Altra divinità maschile domestica e specificatamente singolare, a differenza di Lari e Penati, è il Genio. Il Genio è lo spirito del pater familias cioè del padrone di casa, inteso come “forza procreativa”, “capacità di perpetuare la discendenza”; in altri termini la sua funzione è quella di rappresentare una sorta di doppio divino dell’uomo, garantendogli il potere di trasmettere il nome della famiglia e di mantenere viva la gens a cui appartiene. È evidente il suo valore sia biologico sia identitario: il Genio permette di generare e dunque di mantenere viva la propria gente. La dimensione domestica e la stretta relazione con l’individualità del singolo uomo sono rappresentate nei giorni in cui il dio è festeggiato: abitualmente durante il compleanno del padrone di casa, occasionalmente durante il suo matrimonio (Censorino, De die natali, 2, 2 e 3, 2). La sua presenza nel pantheon romano è antica. Già Plauto lo descrive come ispiratore delle azioni di un individuo (Plauto, Captivi, 977), come qualcosa di inseparabile dall’uomo (Plauto, Curculio, 628): una specie di doppio che vive con noi ogni momento della nostra vita. Il Genio è onorato al risveglio, come una sorte di angelo custode (Tibullo, Elegiae, 3, 11, 9) e a lui, come a molte altre divinità domestiche, si offrono quotidianamente sacrifici non cruenti: incenso, vino, dolci. Il Genio in quanto protettore del capofamiglia indossa come lui la toga, che è l’indumento del civis romanus. In età imperiale tende a rappresentare il doppio divino dell’imperatore, indicando la sua evoluzione in chiave pubblica: l’imperatore romano, lo stato e il popolo romano nella sua interezza hanno il loro genio. Le rappresentazioni pittoriche raccontano bene questa divinità: da un lato l’abito ufficiale, dall’altro gli oggetti e i simboli della sua domesticità: la patella, a rappresentare la sua partecipazione al pasto della famiglia e la cornucopia, per l’auspicato benessere della famiglia.

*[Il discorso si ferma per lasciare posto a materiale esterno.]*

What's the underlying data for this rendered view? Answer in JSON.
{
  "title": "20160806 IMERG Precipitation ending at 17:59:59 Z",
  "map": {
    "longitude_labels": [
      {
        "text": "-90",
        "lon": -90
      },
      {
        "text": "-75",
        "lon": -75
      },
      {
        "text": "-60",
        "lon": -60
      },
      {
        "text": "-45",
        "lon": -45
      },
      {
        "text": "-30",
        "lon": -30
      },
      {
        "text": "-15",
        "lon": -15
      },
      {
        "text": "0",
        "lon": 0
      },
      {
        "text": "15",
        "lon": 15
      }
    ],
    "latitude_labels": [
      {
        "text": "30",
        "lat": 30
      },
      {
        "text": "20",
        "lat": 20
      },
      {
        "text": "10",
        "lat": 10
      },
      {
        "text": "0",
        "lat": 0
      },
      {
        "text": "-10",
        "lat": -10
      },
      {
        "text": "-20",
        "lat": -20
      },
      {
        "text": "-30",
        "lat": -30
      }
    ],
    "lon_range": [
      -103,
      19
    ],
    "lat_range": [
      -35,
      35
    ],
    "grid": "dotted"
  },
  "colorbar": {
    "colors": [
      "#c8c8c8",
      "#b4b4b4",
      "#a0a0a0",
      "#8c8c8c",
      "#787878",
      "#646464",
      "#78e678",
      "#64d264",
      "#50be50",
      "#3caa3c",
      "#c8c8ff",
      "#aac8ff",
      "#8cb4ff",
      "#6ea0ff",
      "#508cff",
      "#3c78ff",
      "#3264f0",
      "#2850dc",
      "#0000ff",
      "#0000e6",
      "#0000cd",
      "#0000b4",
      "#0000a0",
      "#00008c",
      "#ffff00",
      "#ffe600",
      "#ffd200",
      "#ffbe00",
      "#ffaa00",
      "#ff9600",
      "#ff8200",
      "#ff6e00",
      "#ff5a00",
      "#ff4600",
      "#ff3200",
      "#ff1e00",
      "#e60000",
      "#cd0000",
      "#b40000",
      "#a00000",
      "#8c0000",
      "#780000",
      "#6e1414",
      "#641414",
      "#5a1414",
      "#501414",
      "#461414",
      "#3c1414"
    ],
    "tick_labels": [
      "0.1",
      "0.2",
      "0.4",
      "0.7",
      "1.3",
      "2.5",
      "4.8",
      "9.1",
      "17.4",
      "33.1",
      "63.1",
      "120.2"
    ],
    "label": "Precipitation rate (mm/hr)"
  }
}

Esiste anche il corrispondente femminile di questa divinità, cioè una Giunone (iuno), che è lo spirito protettivo della mater familias. Questa divinità, molto meno conosciuta del Genio, si afferma soprattutto nel periodo imperiale. Anch’essa è preposta alla procreazione. Seneca riassume molto bene il legame tra il Genio e la Giunone e la loro complementare funzione di genere. Rivolgendosi all’amico Lucilio gli ricorda che molti credono che ciascun uomo abbia un dio come guida, “non uno dei maggiori, ma una divinità di grado inferiore, tra quelle che Ovidio definisce divinità plebee” e più precisamente essi attribuiscono “a ognuno un Genio e una Giunone” (Seneca, Epistolae ad Lucilium, 110, 1).